Rendy melihat ibu nya melamun di meja makan, kue di depan nya tidak ia sentuh sama sekali,


ibu dan bi yuni membuat brownies kesukaan nisa,


ibu rindu anak nya itu, di tambah hati nya tak gelisah..


"bu... (Rendy memanggil)


" iya.. (ibu sedikit kaget, Rendy tersenyum, menggenggam jari tangan ibu nya)


"ko melamun? “


ibu menunduk, ia terisak,


" ibu kangen nisa bang,


mungkin kalo masih ada, hari ini yang Riko nikahi nisa ya bang? “


Rendy tersenyum,


perasaan itu memanglah wajar, seorang ibu pasti memikirkan itu,..


"tadi, pas mobil kita keluar dari rumah Riko,


ada mobil parkir di depan, ibu seperti melihat nisa di mobil itu bang"


Rendy mengeratkan genggaman tangan nya


"ibu saking kangen nya, jadi ibu berhalusinasi, atau mungkin juga memang mirip aja"


ibu tersenyum, mungkin benar yang Rendy ucapkan, banyak sekali orang orang yang mirip kan?? anak nya jelas sudah tiada..


***


byuuuuurrrr


adnan terjun, ia harus cepat menolong nisa,


nisa ternyata tidak bisa berenang, ditambah ia sedang hamil,


adnan meraih tubuh nisa, memeluk nya, sedikit mengangkat tubuh nya agar tidak tenggelam,


nisa masih sadar, ia batuk batuk,


adnan membawanya menepi,


"maasss, ohokkkk ohokkkk"


adnan menepuk nepuk punggung nisa, nisa menangis, syukur dia masih hidup.


menutup wajah nya dengan ke dua tangan tangis nya pecah, di bawah guyuran hujan


biarlah, suara nya samar terhalang hujan, hanya adnan yang melihatnya,


bertumpu pada lutut nya adnan mengatur nafas,


"nisa kamu buat aku khawatir"


nisa membuka tangan nya,


adnan memeluk nya, adnan merasakan tubuh nisa gemetar, ia kedinginan,


adnan bangkit, ia menggendong nisa,


nisa tidak menolak, ia masih lemas dan syok karena tenggelam tadi,


adnan membawa nya ke mobil, ia akan pergi RS khawatir terjadi sesuatu dengan kandungan nisa..


"pakai sweeter aku nisa, ( adnan mengambil nya di jok belakang), buka baju nya, kamu kedinginan"


nisa ragu, ia menggeleng, bagaimana nisa bisa ganti baju sedangkan di mobil mereka berdua,


"cepat kamu kedinginan,aku akan tutup mata"


adnan menutup mata nya,


nisa membuka baju nya cepat, mengganti dengan sweeter, ia merasa lebih baik, walaupun penghalang P******a nya tidak ia lepas,..


"sudah mas... "


adnan membuka mata, nisa sangat lucu memakai sweeter adnan yang pasti nya kebesaran itu.

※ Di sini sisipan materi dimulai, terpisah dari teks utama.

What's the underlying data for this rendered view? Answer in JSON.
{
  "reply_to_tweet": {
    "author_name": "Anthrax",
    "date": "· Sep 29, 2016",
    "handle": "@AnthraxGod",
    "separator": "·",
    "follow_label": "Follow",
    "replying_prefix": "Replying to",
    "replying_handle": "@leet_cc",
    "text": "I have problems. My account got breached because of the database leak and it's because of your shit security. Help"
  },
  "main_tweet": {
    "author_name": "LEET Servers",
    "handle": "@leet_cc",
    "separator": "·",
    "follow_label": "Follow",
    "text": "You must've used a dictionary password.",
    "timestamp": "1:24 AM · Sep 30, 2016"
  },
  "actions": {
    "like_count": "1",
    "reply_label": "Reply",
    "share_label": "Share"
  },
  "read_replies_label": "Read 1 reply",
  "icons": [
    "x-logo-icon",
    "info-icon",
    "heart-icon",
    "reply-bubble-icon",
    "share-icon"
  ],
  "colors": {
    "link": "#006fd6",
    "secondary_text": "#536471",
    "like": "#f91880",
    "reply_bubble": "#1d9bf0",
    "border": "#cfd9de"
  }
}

"kita ke RS, " (adnan menyalakan mesin mobil nya)


"maasss, (nisa memegang tangan adnan, adnan menatap tangan itu, lalu menatap nisa)


" ga usah ke RS, nisa ga apa apa mas"


"kamu mungkin ga apa apa nisa, tapi bayi kamu gimana? (nada adnan sedikit ketus, nisa menyadari itu, ia melepaskan tangan nya)


" dia ga apa apa mas" nisa menunduk,


"kamu ngapain di sana tadi, itu bahaya, kamu ga bisa berenang kan??"


nisa takut, adnan seperti nya marah


"bu Ratih cemas nyariin kamu, kamu ga ada dirumah, HP kamu ga aktif"


nisa menangis lagi,


adnan memijat kening nya, ia kelepasan memarahi nisa


"maaf mass" (ucap nisa)


adnan mendekat, menarik tangan nya, ia memeluk nya, nisa jelas kaget dengan apa yang adnan lakukan, dia menolak, menggerakkan badan nya agar bisa lepas dari adnan, namun apa daya tenaga nya kalah kuat.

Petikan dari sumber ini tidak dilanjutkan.